В кабинете генерал увидел немолодого уже человека, который прямо и твердо смотрел на вошедшего. «Такие обычно выражают свои мысли твердо и коротко, как топором рубят. И только глаза выдают, что мысли эти родились отнюдь не в пустой голове», — подумал генерал пожимая руку Щербакову.

— Здравствуйте, Лев Яковлевич. Рад познакомиться!

— Сергей Владимирович, я совсем не знаю оборонной промышленности, — сказал Рохлин. — А мне необходимо решать законодательные вопросы в этой области. Вот я и пришел к вам. Помогите информацией.

— До вас уже приходили ко мне из Госдумы, из Комитета по обороне, тоже интересовались информацией, а воз и ныне там, — покачал головой Щербаков. — Впрочем, может быть, вам что-то удастся сдвинуть с места. Вот папка с материалами, изучайте.

— Разрешите, я ознакомлюсь здесь? Если какие вопросы будут, я задам их сразу, — попросил Рохлин.

Щербаков хмыкнул:

— Сразу быка за рога? Ну, проходите в мою комнату отдыха, располагайтесь.

Рохлин прошел в комнату отдыха, раскрыл папку и начал читать:

«Отсутствие перспективы в вопросах оборонной промышленности, политике программы вооружений привели к тому, что, начиная с 1992-го года, научные коллективы стали заметно деградировать и распадаться. При этом, из них уходили в первую очередь наиболее перспективные кадры. По данным 1996 года финансирование научных исследований на одного человека в год составило 4442 доллара США, а средние затраты на одно исследование в США составляют 189000 долларов, то есть в 43 раза больше, чем в России. Особо тревожное положение в науке связано с проблемой утечки кадров, умов. В течение 1991–1997 гг. иммигрировали в западные страны, Израиль и США свыше 100 000 ученых — кандидатов, докторов наук и академиков. В США в 1993 году принято специальное постановление для работников ВПК и специалистов — выходцев из СССР — с комплексом всевозможных льгот. В то же самое время, ученые в России подрабатывают сторожами, грузчиками, продавцами.

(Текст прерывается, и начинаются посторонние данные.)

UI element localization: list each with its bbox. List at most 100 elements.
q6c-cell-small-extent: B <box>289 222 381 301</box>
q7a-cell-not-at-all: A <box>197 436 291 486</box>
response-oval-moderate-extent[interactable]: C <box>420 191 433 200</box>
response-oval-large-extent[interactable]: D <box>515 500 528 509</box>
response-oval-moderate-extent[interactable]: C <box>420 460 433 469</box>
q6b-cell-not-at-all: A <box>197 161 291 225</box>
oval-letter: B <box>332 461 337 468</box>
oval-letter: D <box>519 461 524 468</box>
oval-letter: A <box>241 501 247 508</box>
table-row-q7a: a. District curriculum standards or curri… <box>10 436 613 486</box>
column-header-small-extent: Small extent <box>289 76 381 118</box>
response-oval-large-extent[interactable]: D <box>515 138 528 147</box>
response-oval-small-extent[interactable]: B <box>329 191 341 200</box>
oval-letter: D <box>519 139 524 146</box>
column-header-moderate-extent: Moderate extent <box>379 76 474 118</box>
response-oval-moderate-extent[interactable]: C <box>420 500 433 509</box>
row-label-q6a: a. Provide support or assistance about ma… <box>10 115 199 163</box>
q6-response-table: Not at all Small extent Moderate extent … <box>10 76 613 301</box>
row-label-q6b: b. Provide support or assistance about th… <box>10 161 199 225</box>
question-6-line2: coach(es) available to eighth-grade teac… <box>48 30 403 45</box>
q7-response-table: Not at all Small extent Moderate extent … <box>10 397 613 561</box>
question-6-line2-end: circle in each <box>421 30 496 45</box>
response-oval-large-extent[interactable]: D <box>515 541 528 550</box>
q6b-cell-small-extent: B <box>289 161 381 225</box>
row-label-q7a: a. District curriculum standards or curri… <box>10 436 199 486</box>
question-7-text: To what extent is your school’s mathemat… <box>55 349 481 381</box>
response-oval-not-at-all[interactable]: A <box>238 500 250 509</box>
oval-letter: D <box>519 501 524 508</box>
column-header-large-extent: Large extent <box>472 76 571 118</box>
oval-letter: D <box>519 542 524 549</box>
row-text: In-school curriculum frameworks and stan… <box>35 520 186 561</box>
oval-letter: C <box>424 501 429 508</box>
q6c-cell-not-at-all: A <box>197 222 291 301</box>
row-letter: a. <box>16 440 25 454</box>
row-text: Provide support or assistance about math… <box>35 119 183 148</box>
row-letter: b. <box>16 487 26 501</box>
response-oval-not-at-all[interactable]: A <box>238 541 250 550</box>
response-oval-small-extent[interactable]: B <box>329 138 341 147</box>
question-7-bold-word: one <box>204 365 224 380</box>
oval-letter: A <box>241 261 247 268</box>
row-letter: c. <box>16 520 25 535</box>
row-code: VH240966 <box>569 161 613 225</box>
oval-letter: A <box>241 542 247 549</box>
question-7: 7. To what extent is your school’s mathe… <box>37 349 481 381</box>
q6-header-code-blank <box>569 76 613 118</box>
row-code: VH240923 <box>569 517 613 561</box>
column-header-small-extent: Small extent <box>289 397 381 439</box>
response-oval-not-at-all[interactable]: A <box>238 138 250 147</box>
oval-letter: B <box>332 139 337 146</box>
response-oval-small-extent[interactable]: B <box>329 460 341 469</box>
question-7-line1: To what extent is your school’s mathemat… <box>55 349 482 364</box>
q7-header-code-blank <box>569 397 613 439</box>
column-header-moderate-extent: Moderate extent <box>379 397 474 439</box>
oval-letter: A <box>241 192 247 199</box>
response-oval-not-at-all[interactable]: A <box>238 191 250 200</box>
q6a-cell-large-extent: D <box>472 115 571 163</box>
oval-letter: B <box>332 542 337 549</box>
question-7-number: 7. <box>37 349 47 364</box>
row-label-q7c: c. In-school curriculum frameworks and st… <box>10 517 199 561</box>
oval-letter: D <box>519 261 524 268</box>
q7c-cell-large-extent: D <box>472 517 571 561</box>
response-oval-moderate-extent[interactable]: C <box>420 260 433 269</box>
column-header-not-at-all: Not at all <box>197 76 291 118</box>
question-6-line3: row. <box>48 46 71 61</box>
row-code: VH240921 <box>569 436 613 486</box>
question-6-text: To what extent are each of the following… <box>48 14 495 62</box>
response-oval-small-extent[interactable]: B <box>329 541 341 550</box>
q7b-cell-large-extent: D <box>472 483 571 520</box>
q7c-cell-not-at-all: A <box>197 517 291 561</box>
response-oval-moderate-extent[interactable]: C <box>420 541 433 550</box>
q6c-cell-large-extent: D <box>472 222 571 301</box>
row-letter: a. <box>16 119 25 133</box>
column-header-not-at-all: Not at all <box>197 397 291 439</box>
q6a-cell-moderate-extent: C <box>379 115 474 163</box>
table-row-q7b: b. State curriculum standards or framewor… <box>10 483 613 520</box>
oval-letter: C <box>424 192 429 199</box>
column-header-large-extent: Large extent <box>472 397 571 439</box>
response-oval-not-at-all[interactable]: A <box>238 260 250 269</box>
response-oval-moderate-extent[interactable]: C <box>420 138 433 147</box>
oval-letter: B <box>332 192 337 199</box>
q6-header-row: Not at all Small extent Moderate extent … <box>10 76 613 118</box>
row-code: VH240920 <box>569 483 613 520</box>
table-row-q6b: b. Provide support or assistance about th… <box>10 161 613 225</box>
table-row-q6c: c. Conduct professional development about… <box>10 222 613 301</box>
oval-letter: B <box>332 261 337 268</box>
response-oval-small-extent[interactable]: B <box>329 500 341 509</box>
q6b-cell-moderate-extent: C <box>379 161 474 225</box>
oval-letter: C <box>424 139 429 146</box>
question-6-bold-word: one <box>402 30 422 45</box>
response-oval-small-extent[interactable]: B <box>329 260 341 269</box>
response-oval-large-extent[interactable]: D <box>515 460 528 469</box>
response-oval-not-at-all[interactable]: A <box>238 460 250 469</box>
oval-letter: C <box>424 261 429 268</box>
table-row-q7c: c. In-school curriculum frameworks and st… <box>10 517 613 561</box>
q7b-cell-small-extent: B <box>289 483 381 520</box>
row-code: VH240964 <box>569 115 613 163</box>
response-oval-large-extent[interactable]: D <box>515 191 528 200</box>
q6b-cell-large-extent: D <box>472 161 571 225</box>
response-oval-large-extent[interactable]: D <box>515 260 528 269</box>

В оборонной отрасли систематические задержки выплаты зарплаты на 8— 10 месяцев. После распада СССР в России осталось шесть авиастроительных заводов, которые прежде ежегодно выпускали 545 боевых самолетов. Сегодня эти заводы поставляют на внутренний рынок 1–2 самолета в год, плюс 15 — экспортные поставки. Полностью прекращено производство боеприпасов к реактивным системам «Град» и «Смерч», а также ракет к системам ПВО. Выпуск бронетанковой техники исчисляется единицами опытных образцов. Этот список можно продолжить по всей номенклатуре техники. Потеряны сотни технологий, создававшиеся десятки лет. Производственный сектор оборонной промышленности находится в дезорганизованном состоянии, и если не будут приняты исчерпывающие меры, то Россия лишится возможности производить как военную технику, так и высокотехнологическую продукцию гражданского назначения. Промедление с финансированием оборонного заказа может вызвать полную парализацию работы оборонных предприятий и поставит под угрозу национальную безопасность России после 2000 года».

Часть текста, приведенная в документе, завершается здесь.